Ma vennero altri uomini e costruirono il castello che fu a lungo l’alloggiamento di un manipolo di armati, a guardia della costa. Le sentinelle dalla torre più alta scrutavano l’orizzonte in cerca di segnali delle temute navi saracine, che facevano razzia lungo le coste. Tuttavia i saracini non erano l’unico pericolo per l’isola. C’è stato un tempo, mi disse, in cui era costretto a rubare il sangue degli uomini per potersi tenere in vita. Sempre più spesso, anche nei paesi a ridosso delle colline, al mattino si trovavano giovani ragazze e ragazzi completamente dissanguati. Nessuno era in grado di dare spiegazione a queste morti, e così si sviluppò la leggenda che l’isola fosse maledetta, e progressivamente venne abbandonata. Si iniziò a narrare di un fantasma – un vecchio stregone – che alloggiava nel vecchio castello. Ma quel tempo era ormai finito. Gli uomini erano cambiati e all’isola non veniva più nessuno da moltissimi anni.
Aveva viaggiato a lungo, lasciando la sua terra a Nord, aveva percorso con la sua cavalcatura tutto il mondo conosciuto, portando aiuto e protezione a chiunque ne avesse bisogno.
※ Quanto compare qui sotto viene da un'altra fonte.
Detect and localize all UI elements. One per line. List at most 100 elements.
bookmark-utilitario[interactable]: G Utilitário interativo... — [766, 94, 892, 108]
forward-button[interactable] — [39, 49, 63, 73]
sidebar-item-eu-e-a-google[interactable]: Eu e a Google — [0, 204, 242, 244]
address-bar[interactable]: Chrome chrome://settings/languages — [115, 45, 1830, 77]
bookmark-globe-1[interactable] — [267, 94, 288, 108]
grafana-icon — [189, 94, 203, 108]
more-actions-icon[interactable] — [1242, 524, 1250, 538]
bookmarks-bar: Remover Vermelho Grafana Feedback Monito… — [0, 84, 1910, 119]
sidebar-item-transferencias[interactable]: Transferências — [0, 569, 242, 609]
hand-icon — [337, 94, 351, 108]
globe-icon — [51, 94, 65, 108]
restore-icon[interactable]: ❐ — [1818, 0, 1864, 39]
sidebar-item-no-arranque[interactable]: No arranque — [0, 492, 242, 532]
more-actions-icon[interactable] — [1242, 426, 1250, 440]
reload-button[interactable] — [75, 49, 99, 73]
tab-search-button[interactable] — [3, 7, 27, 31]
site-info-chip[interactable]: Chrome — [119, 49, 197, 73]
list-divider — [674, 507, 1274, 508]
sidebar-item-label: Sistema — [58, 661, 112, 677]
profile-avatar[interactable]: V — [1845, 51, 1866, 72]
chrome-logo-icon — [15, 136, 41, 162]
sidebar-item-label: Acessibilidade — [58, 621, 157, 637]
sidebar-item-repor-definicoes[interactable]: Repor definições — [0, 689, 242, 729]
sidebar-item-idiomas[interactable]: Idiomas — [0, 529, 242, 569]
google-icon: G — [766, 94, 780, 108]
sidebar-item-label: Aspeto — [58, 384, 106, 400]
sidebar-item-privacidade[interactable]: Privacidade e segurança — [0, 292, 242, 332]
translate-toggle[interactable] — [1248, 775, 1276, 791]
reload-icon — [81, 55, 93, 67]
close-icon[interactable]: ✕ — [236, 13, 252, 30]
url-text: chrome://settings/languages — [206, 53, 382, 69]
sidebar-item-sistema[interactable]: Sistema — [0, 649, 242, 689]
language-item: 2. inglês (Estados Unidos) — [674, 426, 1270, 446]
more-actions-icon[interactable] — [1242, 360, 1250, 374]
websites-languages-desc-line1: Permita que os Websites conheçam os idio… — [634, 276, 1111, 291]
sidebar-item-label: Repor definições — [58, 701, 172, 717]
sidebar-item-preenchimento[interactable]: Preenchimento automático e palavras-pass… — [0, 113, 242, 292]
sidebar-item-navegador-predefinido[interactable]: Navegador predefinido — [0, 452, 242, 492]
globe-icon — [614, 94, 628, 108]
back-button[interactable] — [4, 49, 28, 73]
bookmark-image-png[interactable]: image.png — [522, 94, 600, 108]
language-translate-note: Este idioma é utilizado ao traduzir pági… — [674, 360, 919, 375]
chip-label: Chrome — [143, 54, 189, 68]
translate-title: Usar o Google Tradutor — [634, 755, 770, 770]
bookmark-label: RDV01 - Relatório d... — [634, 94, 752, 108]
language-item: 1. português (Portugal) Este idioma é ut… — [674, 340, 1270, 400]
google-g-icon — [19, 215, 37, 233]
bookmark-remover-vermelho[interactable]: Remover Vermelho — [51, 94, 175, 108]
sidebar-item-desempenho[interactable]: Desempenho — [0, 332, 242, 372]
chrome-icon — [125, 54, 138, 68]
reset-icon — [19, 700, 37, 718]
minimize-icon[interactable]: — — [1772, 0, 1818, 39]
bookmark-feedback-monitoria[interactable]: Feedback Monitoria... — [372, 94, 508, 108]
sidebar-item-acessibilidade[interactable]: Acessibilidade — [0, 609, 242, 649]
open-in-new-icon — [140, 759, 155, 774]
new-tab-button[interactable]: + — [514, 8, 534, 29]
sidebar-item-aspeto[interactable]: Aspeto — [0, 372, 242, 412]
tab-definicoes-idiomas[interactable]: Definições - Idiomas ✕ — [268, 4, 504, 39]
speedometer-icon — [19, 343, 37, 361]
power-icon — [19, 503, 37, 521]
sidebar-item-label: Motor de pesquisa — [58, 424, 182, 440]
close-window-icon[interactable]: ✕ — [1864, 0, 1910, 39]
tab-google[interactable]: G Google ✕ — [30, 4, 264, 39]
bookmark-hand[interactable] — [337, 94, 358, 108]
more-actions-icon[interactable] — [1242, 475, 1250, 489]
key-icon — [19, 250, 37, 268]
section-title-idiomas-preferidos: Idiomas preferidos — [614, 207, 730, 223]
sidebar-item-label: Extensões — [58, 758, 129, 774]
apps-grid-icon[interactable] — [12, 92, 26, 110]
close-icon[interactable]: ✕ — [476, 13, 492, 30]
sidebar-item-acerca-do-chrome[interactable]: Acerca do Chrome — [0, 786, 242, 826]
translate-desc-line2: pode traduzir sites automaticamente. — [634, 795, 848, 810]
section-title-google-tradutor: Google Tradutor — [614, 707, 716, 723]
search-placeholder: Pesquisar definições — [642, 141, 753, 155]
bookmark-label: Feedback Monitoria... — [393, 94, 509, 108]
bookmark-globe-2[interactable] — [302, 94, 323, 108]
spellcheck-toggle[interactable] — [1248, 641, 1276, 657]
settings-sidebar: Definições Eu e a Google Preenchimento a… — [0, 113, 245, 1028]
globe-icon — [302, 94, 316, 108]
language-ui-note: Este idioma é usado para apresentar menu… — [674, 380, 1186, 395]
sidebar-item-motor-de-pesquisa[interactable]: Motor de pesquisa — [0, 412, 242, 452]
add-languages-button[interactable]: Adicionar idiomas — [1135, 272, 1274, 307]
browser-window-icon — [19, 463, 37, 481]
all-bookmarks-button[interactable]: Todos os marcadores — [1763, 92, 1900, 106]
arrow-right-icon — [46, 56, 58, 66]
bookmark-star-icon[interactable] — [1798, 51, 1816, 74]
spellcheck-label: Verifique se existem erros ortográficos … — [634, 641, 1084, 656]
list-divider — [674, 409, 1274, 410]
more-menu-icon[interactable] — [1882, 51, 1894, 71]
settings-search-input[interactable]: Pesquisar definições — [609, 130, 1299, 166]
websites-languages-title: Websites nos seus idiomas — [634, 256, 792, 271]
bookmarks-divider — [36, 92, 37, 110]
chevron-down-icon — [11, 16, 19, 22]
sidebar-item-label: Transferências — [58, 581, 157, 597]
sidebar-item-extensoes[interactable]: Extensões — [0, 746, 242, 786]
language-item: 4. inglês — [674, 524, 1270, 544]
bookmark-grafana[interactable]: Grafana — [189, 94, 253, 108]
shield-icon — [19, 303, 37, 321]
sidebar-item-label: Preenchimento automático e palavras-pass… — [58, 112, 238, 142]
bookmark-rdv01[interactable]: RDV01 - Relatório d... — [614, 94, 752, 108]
Con il solo modo che conosceva: l’uso delle armi. La sua spada aveva portato giustizia, ma anche sofferenze e dolore ed infine si era trasformata in mero strumento di morte. Molti, troppi, uomini avevano perso la vita per suo tramite. Molto, troppo, sangue era stato versato. Mentre era sulla via del ritorno, volle fermarsi a riposare sull’isola, che aveva intravisto dalla costa e dalla quale si sentiva attratto. Ma ciò che appariva albergo e ristoro si trasformò in prigione e sofferenza. Una sola cosa gli restava da fare: raccontare la sua storia ad un uomo che non avesse avuto paura nel guardarlo negli occhi. Poi sarebbe scomparso per sempre. Era il mio caso. I suoi occhi, piuttosto mi muovevano a compassione, dalla grande sofferenza che ne traspariva. Un dolore impossibile da contenere scolava dai suoi occhi che per un riflesso mi apparvero azzurri come il mare che ci circondava.
D’un tratto scomparve dalla mia vista, in un sommesso battito d’ali. Mi girai attorno. Non c’era più neanche la pietra. Forse avevo sognato. Troppo stanco. “Io quelle tombe non le troverò mai!” mi dissi, e tornai a casa. Il giorno dopo svuotando le tasche della giacca trovai un biglietto. C’era scritto: “EKHAGUSTALDAR WULFILASUNAU(S) (XXX)SLEPA(X)”
“Io Agustaldar figlio di Wulfila (qui) dormo”.